Я с ним согласился. Если бы он знал, что я пяти блатарям-уркам расписал Усатого! Двоим на предплечьях и троим на груди. Один из воров сказал мне по секрету, что «Ус» — свой, то есть наш, крещённый крестами, и что он имел несколько ходок. Где они сейчас, эти меченные моими вождями-оберегами воры?
За спиною отглаженного капитана висел портрет Козлобородого — Феликса Эдмундовича Дзержинского — такого же размера, как портрет вождя. Глядя на него, я вспомнил, как ещё малолеткой в войну, будучи воспитанником детприёмника НКВД города Омска, ночью под Новый год, втайне ото всех, в зале, где стояла ёлка и висел портрет родоначальника ЧК, — обратился к нему по-польски (я тогда ещё говорил по-польски) с просьбой вернуть мне мою матку Броню и моего старшего брата Феликса — тёзку его, по-домашнему — Фелю, за что поклялся Маткой Боской исправиться и стать показательным воспитанником. Но он не откликнулся.

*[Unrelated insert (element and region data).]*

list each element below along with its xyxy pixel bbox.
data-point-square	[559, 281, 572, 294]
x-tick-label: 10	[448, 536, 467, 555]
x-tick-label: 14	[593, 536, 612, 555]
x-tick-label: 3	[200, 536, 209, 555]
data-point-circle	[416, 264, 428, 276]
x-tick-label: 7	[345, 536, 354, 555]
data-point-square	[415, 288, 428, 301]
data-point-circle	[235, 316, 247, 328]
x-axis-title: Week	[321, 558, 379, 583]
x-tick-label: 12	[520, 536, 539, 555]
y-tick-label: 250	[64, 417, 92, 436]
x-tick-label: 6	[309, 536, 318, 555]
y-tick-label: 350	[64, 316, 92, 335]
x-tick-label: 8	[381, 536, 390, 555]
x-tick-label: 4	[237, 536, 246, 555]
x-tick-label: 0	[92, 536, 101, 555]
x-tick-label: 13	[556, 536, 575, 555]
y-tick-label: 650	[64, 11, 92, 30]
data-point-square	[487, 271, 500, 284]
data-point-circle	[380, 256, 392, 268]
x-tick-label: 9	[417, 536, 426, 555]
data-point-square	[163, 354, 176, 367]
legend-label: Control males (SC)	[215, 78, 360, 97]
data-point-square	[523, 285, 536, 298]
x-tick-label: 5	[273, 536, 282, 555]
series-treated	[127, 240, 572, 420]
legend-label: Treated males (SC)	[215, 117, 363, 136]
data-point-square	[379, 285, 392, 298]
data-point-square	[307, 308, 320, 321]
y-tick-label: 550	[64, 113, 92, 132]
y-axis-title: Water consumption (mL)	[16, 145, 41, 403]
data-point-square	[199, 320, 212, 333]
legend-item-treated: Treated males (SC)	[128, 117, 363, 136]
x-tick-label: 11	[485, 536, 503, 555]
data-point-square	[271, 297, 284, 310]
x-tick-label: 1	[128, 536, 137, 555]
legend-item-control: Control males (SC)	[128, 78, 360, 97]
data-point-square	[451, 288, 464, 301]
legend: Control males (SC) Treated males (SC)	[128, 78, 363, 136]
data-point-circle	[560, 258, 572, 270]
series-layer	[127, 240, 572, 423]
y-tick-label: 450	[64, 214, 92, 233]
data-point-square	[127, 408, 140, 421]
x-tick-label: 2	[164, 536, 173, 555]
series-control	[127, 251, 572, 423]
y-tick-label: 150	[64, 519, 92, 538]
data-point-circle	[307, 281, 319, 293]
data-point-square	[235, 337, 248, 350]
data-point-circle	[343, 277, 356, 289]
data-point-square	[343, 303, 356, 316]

Суточный хозяин главной штабной дежурки долго проверял папку с векселями[17] на меня. Иногда спрашивал о чём-то экспедитора, стоявшего за стойкой с общей стороны. В конце морокования встал из-за письменного стола с одной из бумаг и пошёл к двери. «Наверное, за печатью легавого прокурора, начальника всех колонтаев эсэсэрии, — подумал я. — Накладную на меня оформляет. Надо ведь отпустить возилу в Чухляндию».
— Кайки, пойка[18], — подмигнул мне вдруг Мутный Глаз, — скоро станешь местным, ленинградским.
И подойдя близко, впервые по-доброму похлопал меня по плечу.
— А мать-то когда приведут? — спросил я.
— Инструкцию тебе внушат, как жить, и приведут. Не бойся. Всё — кайки! Ты свободен!
Как только в дверях появился капитан, мой эстонский желатель превратился снова в латышского стрелка. Получив бумагу из рук начальника, упрятал её в портфель, щёлкнул каблуками по-военному, круто повернулся через левое плечо и вышел из зала, не попрощавшись со мной и так и не увидев своим мутным глазом мою матку Броню.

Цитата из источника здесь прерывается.